Supporters of these values beg for fake compliments and hypocrisy to take place of old fruitful debates by other worthless conflicts controlled by lobbies, envy, plot, and bad intentions, far from literature and intellect.

The Moroccan poet Mohammad Belmo says that discussing the reasons behind the lack of national and Arabic cultural debates is very important, because it will be based on comparing today with the past decades that had writers like Mahmoud Al-Akkad, Mahdi Amel, Taha Hussein, and others who played a critical role in the Arabian intellectual and cultural renaissance, and because it reflects the low level of decay reached by the debate and dialogue in the Arab region over the past years.

The poet insists that the lack of cultural debate today is not only the result of lacking such intellectuals, yet, it is also caused by the invasion of a political-ideological debate that filled the gap caused by deterioration of social liberal, democratic, communist, and national projects adopted by Arabian intellectuals.

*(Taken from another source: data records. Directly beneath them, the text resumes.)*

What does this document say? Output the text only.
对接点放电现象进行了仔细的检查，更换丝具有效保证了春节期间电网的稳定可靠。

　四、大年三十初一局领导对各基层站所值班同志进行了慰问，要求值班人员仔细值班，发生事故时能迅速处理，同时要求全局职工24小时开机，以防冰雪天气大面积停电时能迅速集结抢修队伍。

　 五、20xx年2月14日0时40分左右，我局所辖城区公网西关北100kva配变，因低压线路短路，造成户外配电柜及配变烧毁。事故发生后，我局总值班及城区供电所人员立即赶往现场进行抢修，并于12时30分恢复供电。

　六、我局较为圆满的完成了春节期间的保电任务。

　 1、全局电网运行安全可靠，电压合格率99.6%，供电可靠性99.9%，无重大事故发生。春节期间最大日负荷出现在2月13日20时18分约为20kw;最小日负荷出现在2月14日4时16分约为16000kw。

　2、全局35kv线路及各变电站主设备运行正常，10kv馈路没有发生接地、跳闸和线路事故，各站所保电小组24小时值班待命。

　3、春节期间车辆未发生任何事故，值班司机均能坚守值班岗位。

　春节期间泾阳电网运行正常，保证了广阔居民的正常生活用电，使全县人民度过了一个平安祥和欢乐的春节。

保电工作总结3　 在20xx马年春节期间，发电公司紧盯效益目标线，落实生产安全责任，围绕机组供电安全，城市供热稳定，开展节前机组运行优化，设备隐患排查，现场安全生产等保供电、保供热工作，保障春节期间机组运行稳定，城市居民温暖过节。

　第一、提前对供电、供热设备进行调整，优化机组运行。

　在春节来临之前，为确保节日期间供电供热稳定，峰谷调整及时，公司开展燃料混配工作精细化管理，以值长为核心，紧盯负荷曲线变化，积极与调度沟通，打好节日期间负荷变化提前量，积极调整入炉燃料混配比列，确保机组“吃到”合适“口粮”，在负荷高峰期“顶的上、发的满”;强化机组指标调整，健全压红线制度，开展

Belmo sees that when reviewing the current political ideological debate that’s controlling the scene, people should notice the weakness of the spread intellect. He adds that debates of the past, like those which took place between the Palestinian poets Mahmoud Darwish and Samih Al-Kassem in their letters in the “Yom Sabeh” magazine were based on respect and civilized dialogue, unlike today’s debate, which is based on rivalry, mutual despise, distrust, and despicable speech.

Belmo concludes his point of view saying that this new form of debate in an extremist ideology pointing to an intellectual regression that aims to control and acquire the area and the details of the community by oppressing the voices of wisdom.

The Moroccan novelist and critic Ibrahim Al-Hajri says that regression in the function of debates among intellectuals of the Arabic world indicates that those people are no longer concerned with the world around them, as if they have resigned from their social mission.

According to Hajri, this transformation in the debate is due to many reasons especially the growing gap between the politician and the educated, and the spread of technological devices, which dumped each individual in an absolute isolation and obstructed him from direct interactions and fruitful discussions.

Observers of the Moroccan cultural scene agree that poetry is one of the most fields that witnessed conflicts among intellectuals, yet with maintaining a level of respect, morals, civilized dialogue, and fine language.

Certainly, this conflict is based on the difference in the perspective of poetry among individuals and generations of modern poetry in Morocco. The Poet Yassine Adnan says that the Moroccan poets considered themselves as alternatives for all the writings of other Moroccans. He added that things today began to change and that he discovered that they rejected many forms of poetry without even reading them or understanding their motives.

He continued that today he became a more humble poet with less expectations and ambitions, feeling that poetry has never been spread in his country.